Alumnus Allard Altena is Officier van Justitie – ‘Het is gewoonweg de leukste baan!’
Alumnus Allard Altena studeerde de masters Encyclopedie van het Recht en Strafrecht aan de Faculteit der Rechtsgeleerdheid en is nu Officier van Justitie bij het Openbaar Ministerie. ‘Ik kom elke dag thuis van mijn werk wetende dat ik iets nuttigs heb gedaan.’
Waarom ben je rechten gaan studeren?
‘Ik heb mij heel goed georiënteerd van tevoren. Ik ben bij veel opleidingen gaan kijken. Ook bij filosofie en geschiedenis heb ik gekeken. Maar wat mij uiteindelijk zo trok aan rechten is de combinatie tussen theorie: de wet- en regelgeving, de manier waarop de samenleving is georganiseerd en gestructureerd en de praktijk: het feit dat je met mensen bezig bent. En het gevoel dat je met het recht ook echt nuttige dingen kan doen.’

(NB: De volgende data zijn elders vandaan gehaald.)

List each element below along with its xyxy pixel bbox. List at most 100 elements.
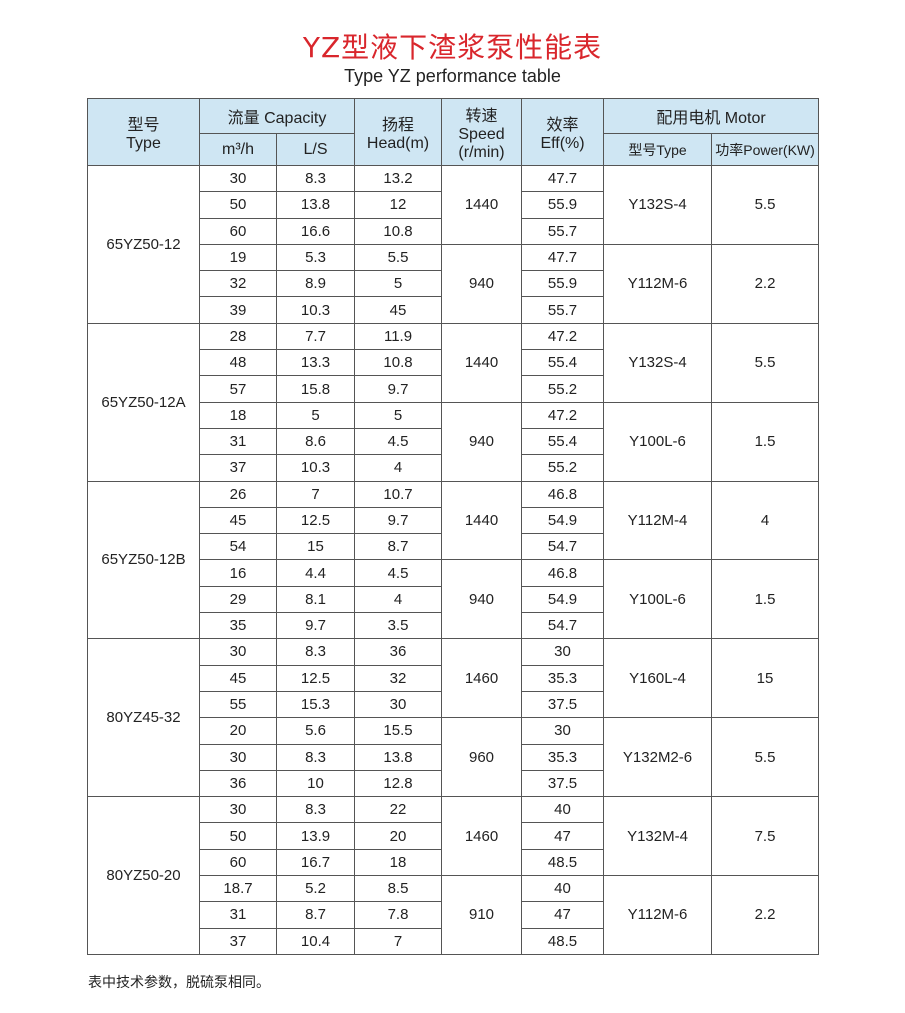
motor-power: 5.5: [711, 717, 820, 798]
efficiency: 46.8: [521, 559, 605, 587]
capacity-m3h: 45: [199, 664, 277, 692]
speed: 1440: [441, 165, 523, 245]
capacity-ls: 8.3: [275, 638, 356, 666]
footnote: 表中技术参数，脱硫泵相同。: [88, 975, 270, 991]
efficiency: 46.8: [521, 480, 605, 508]
model-name: 65YZ50-12B: [87, 480, 200, 640]
speed: 1440: [441, 480, 523, 561]
head: 18: [354, 848, 443, 877]
table-row: 19 5.3 5.5 940 47.7 Y112M-6 2.2: [88, 243, 820, 324]
capacity-ls: 7.7: [275, 322, 356, 351]
capacity-m3h: 18.7: [199, 875, 277, 903]
capacity-ls: 12.5: [275, 506, 356, 535]
capacity-ls: 15.3: [275, 690, 356, 719]
capacity-ls: 13.3: [275, 349, 356, 377]
table-row: 18.7 5.2 8.5 910 40 Y112M-6 2.2: [88, 875, 820, 955]
head: 5: [354, 270, 443, 298]
table-row: 37 10.4 7 48.5: [88, 927, 819, 955]
capacity-ls: 8.7: [275, 901, 356, 929]
capacity-ls: 13.8: [275, 191, 356, 219]
capacity-m3h: 55: [199, 690, 277, 719]
capacity-ls: 10.4: [275, 927, 356, 955]
capacity-m3h: 37: [199, 454, 277, 482]
capacity-ls: 8.3: [275, 796, 356, 824]
capacity-m3h: 30: [199, 164, 277, 193]
table-row: 55 15.3 30 37.5: [88, 690, 819, 719]
efficiency: 40: [521, 875, 605, 903]
header-motor-power: 功率Power(KW): [711, 133, 820, 166]
capacity-m3h: 60: [199, 217, 277, 245]
table-row: 30 8.3 13.8 35.3: [88, 743, 819, 771]
capacity-ls: 5.2: [275, 875, 356, 903]
efficiency: 30: [521, 717, 605, 745]
motor-power: 2.2: [711, 243, 820, 324]
motor-power: 4: [711, 480, 820, 561]
table-row: 32 8.9 5 55.9: [88, 270, 819, 298]
efficiency: 37.5: [521, 690, 605, 719]
motor-type: Y160L-4: [603, 638, 713, 719]
header-type: 型号 Type: [87, 98, 200, 166]
head: 4.5: [354, 427, 443, 456]
capacity-m3h: 36: [199, 769, 277, 798]
head: 20: [354, 822, 443, 850]
efficiency: 47: [521, 901, 605, 929]
capacity-m3h: 50: [199, 191, 277, 219]
motor-type: Y112M-6: [603, 875, 713, 955]
motor-power: 2.2: [711, 875, 820, 955]
performance-table: 型号 Type 流量 Capacity 扬程 Head(m) 转速 Speed (r/m…: [87, 98, 820, 955]
table-row: 36 10 12.8 37.5: [88, 769, 819, 798]
head: 30: [354, 690, 443, 719]
header-capacity: 流量 Capacity: [198, 98, 356, 134]
capacity-ls: 16.6: [275, 217, 356, 245]
capacity-ls: 8.6: [275, 427, 356, 456]
capacity-m3h: 57: [199, 375, 277, 403]
head: 12: [354, 191, 443, 219]
head: 5: [354, 401, 443, 429]
capacity-ls: 15: [275, 533, 356, 561]
capacity-ls: 5: [275, 401, 356, 429]
capacity-ls: 5.3: [275, 243, 356, 272]
head: 36: [354, 638, 443, 666]
capacity-m3h: 39: [199, 296, 277, 324]
head: 4: [354, 585, 443, 614]
motor-type: Y112M-6: [603, 243, 713, 324]
header-ls: L/S: [275, 133, 356, 166]
model-name: 65YZ50-12A: [87, 322, 200, 482]
head: 15.5: [354, 717, 443, 745]
speed: 1460: [441, 638, 523, 719]
motor-power: 5.5: [711, 165, 820, 245]
capacity-ls: 8.1: [275, 585, 356, 614]
capacity-ls: 15.8: [275, 375, 356, 403]
head: 32: [354, 664, 443, 692]
efficiency: 55.2: [521, 375, 605, 403]
motor-power: 15: [711, 638, 820, 719]
capacity-m3h: 18: [199, 401, 277, 429]
head: 22: [354, 796, 443, 824]
header-eff: 效率 Eff(%): [521, 98, 605, 166]
capacity-ls: 5.6: [275, 717, 356, 745]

Wist je tijdens je studie al dat je Officier van Justitie wilde worden?
‘Tijdens mijn studie bedacht ik me opeens dat ik iets wilde doen met het strafrecht. Ik deed verschillende stages: in de advocatuur, bij de Rechtspraak en dus ook bij het Openbaar Ministerie. De reden dat het strafrecht me zo trok is eigenlijk dezelfde reden waarom ik rechten ging studeren: de combinatie tussen theorie en praktijk. Aan de ene kant heb je het zittingswerk – heel juridisch – en aan de andere kant ben je als Officier van Justitie bijvoorbeeld ook de leider van opsporingsonderzoeken – en dat is weer heel praktisch.’
Vind je dat ook het leukste aan je baan?
‘Nou, ik heb gewoonweg de leukste baan! Mijn werk is zo divers. Ik werk nauw samen met de politie voor opsporingsonderzoeken en ik kom ook op veel verschillende plekken. Ik heb de advocatuur nog overwogen; ook een ontzettend mooi vak. Maar ik zou niet maar één belang willen vertegenwoordigen. Als Officier van Justitie weeg ik alle belangen af: die van de dader, het slachtoffer en de maatschappij. Je zit op het snijvlak van alles. Maar wat ik denk ik het mooiste vind is dat ik iedere dag naar huis ga met het gevoel dat ik iets nuttigs heb gedaan.’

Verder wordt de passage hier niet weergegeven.